Email received from the president of Harvard, Larry Bacow, today at 1:15 pm:
Earlier today, Adele and I learned that we tested positive for COVID-19. We started experiencing symptoms on Sunday—first coughs then fevers, chills, and muscle aches—and contacted our doctors on Monday. We were tested yesterday and just received the results a few minutes ago. We wanted to share this news with all of you as soon as possible.
Two days from first symptom to test result.
Text message from an M.I.T. Ph.D. in engineering, today a little earlier:
Yes, a friend of mine in Boston had to wait 6 days to get tested, then another 4 days for the result
Ten days from symptoms to result (positive, unfortunately, and then the rest of the family caught it too, casting doubt on the 10% household transmission stat that has appeared in some articles; everyone is recovering without hospitalization).
Conversation this morning with some Harvard Medical Students:
At Partners [the Harvard-affiliated goliath of Boston-area hospital systems] we can’t order a coronavirus test unless the patient is admitted.

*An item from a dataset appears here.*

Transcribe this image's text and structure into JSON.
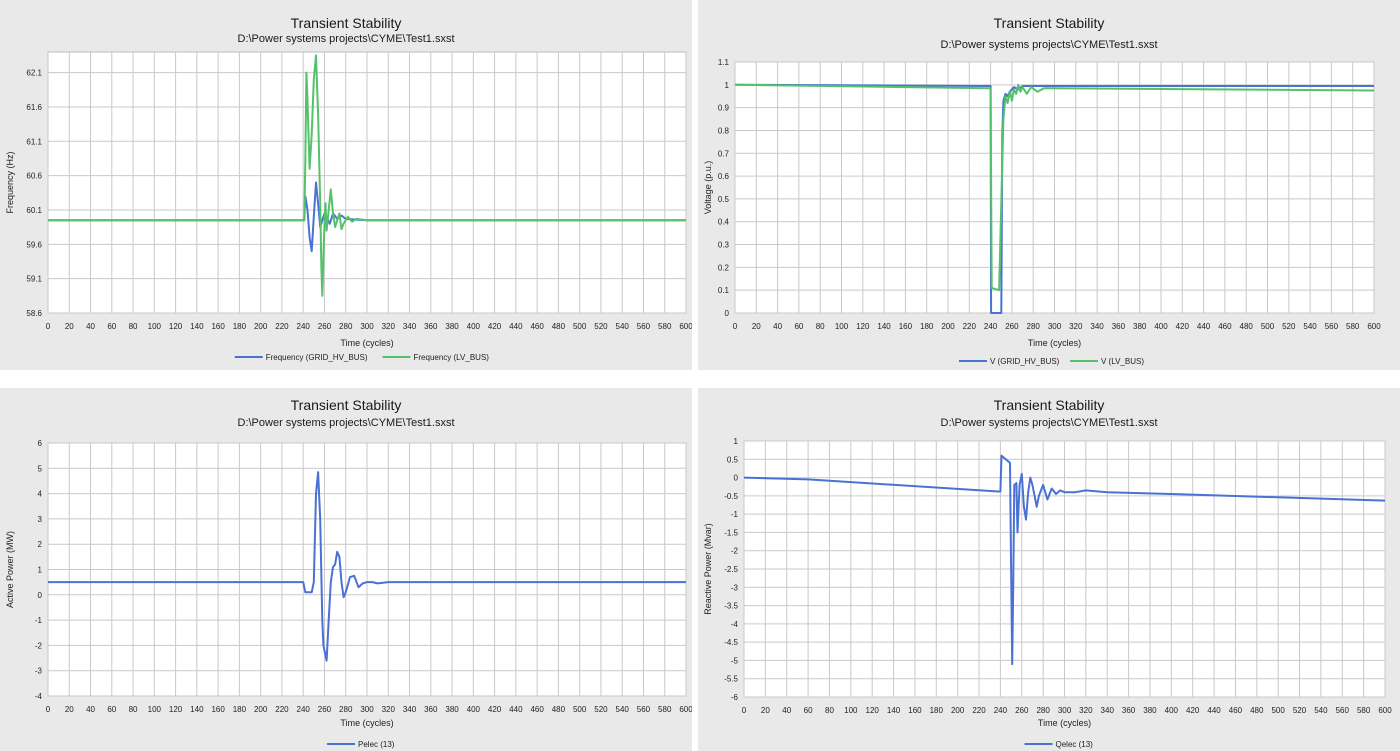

[Separately, the “emergency” is not so urgent as to have ruffled the feathers of the Massachusetts state government’s license raj. One of the Harvard students is 4th year and will soon be eligible for a medical license here in Massachusetts. “I don’t know how I’m going to get licensed,” he said. “There are a ton of forms that I need to give to the state and they all have to be notarized. Where will I find a notary?” I.e., the emergency is not so dire that they’re willing to give a provisional license to anyone whom Harvard Medical School verifies is a recent graduate, then sort out the rest of the paperwork after the plague has abated.]

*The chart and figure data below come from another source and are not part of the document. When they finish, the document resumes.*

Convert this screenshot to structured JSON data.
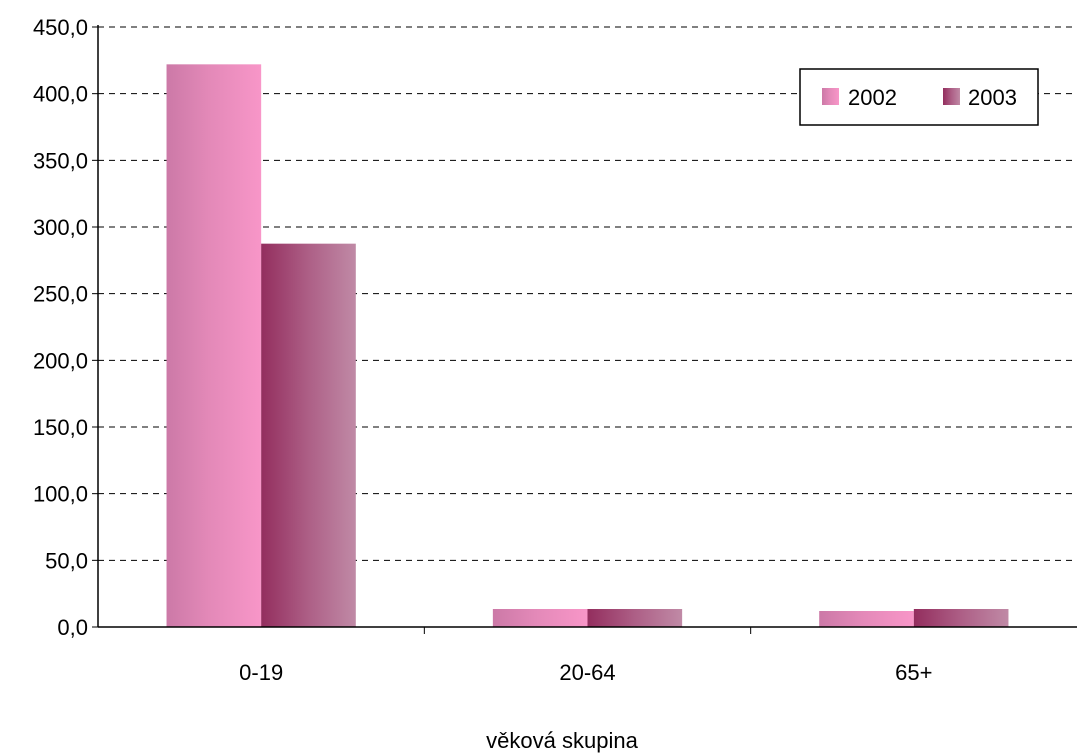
{
  "chart_data": {
    "type": "bar",
    "categories": [
      "0-19",
      "20-64",
      "65+"
    ],
    "series": [
      {
        "name": "2002",
        "values": [
          422.0,
          13.5,
          12.0
        ],
        "color": "#f48fc1"
      },
      {
        "name": "2003",
        "values": [
          287.5,
          13.5,
          13.5
        ],
        "color": "#9b3565"
      }
    ],
    "y_ticks": [
      "0,0",
      "50,0",
      "100,0",
      "150,0",
      "200,0",
      "250,0",
      "300,0",
      "350,0",
      "400,0",
      "450,0"
    ],
    "ylim": [
      0,
      450
    ],
    "xlabel": "věková skupina",
    "ylabel": "",
    "title": "",
    "grid": true,
    "legend_position": "top-right"
  }
}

As of September 2019, President Bacow was a cheerleader for more low-skill immigration to the U.S.. Email to the Harvard community:
Not just as a university president, but as the son of refugees and as a citizen who deeply believes in the American dream, I am disheartened by aspects of the proposed new criteria for people seeking to enter our country. They privilege those who are already educated, who already speak English, and who already have demonstrable skills. They fail to recognize others who yearn for a better future and who are willing to sacrifice and work hard to achieve it. Had these same rules been in place when my parents each immigrated, I doubt they would have been admitted, and I would not be writing this message today.

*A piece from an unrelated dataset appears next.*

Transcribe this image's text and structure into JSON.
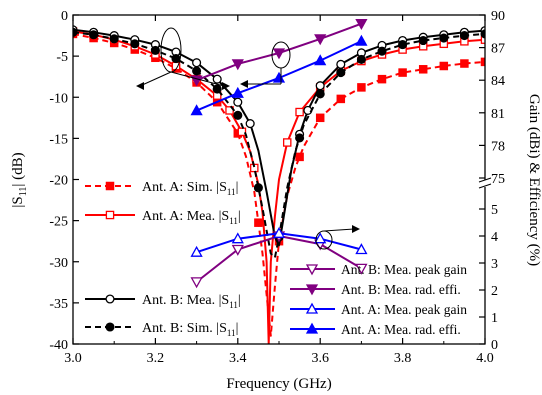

My parents, like most immigrants, loved this country in part because they had the experience of growing up someplace else. They appreciated its aspirations of freedom and opportunity for all, and never took these ideals for granted. But they were also not uncritical of their new home. They wanted it to be the very best place it could be, a goal to which we all should aspire. Indeed, it is the role of great universities to foster an environment that encourages loving criticism of our country and our world. Through our scholarship and education, through our encouragement of free inquiry and debate, we ask not just why things are as they are, but how they might be better. To be a patriot is also to be a critic and not to accept the status quo as inevitable.
The new academic year is a chance for all of us to commit ourselves to creating a community that welcomes and embraces people from across the nation and around the world, people whose distinctive voices and varied experiences are essential to our common endeavor.
At the time the email was sent, every Harvard building that I needed to access was locked down with 100% ID checks at the door by security guards assisted by RFID readers. None of the new migrants would be welcomed into a Harvard building to use the restroom or eat in the cafeteria. The University provided Bacow with a mansion in one of America’s most desirable neighborhoods; he wouldn’t be competing with the new arrivals for housing. So maybe the U.S. could grow to 400 million and Bacow’s day-to-day quality of life wouldn’t suffer.
But why would President Bacow want to see a vastly -expanded-through-low-skill-immigration United States given that it was already taking 2-4 months in the Boston area to get a non-emergency appointment with a physician, a sign of a health care system that would snap during the next breeze of demand? I guess we now know the answer: he never had to wait.